Monday, August 15, 2011

Daughter of Smoke and Bone - Laini Taylor - Review

Karou is a blue-haired art student in Prague who fills notebook after notebook with drawings of fantastical creatures and disappears from time to time on mysterious “errands”. What no one knows is that she can pass through hidden doorways to an office where these fantastical creatures not only exist but brought her up. And her errands revolve around collecting teeth. She is a girl with secrets.

But one day handprints appear etched in these doorways around the world and soon they are on fire. The doors burn down and Karou no longer has a way through. .All this after sneaking through a door she should not have touched, and meeting a seraph in Marrakesh who tries at first to kill her and then asks, “who are you?”. Her world will never be the same, she needs to find a way back, and then the seraph reappears in Prague. So many questions: Why is he following her? What does he want? Who is he? Why is he familiar? And , more importantly, who is she? The angel seems to have answers, but will she regret finding them out?

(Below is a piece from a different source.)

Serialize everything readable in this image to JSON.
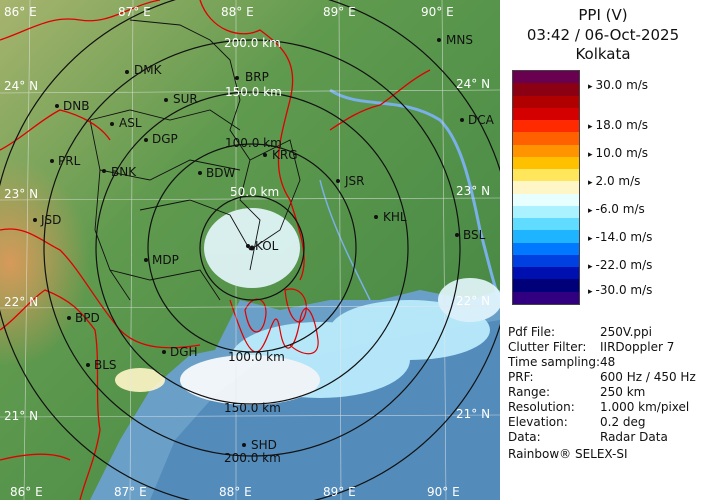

Once in a while you read a book that stands out, that is different, and that you can’t stop thinking about. You want to shower it in superlatives - and here are mine. I loved this book. I could not put it down. I loved Prague, the mythology with the teeth, Akiva himself, Brimstone, the romance, the mystery, her friend Zuzana – everything. It is dark and edgy, powerful and imaginative, unsettling and different. Full of mystery and oh, such a sizzling romance. It is vivid, beautiful, and written with such craft. It should not be missed. Please, Ms Taylor, can you write the sequel REALLY fast?


Rachel Brooks said...

This book is already on my TBR list. I can't wait to read it!

Also, I’m a new follower— wonderful blog! Stop by my blog and follow me too? :)

Brasil said...

The story of Karou (main character) is compelling and the character Karou is believeable as a teen heeroine who feels out of the ordinary.
The plot flows smoothly. In my opinion the scenes are not overly described.
I am looking forward to Ms Taylor's follow up of this work.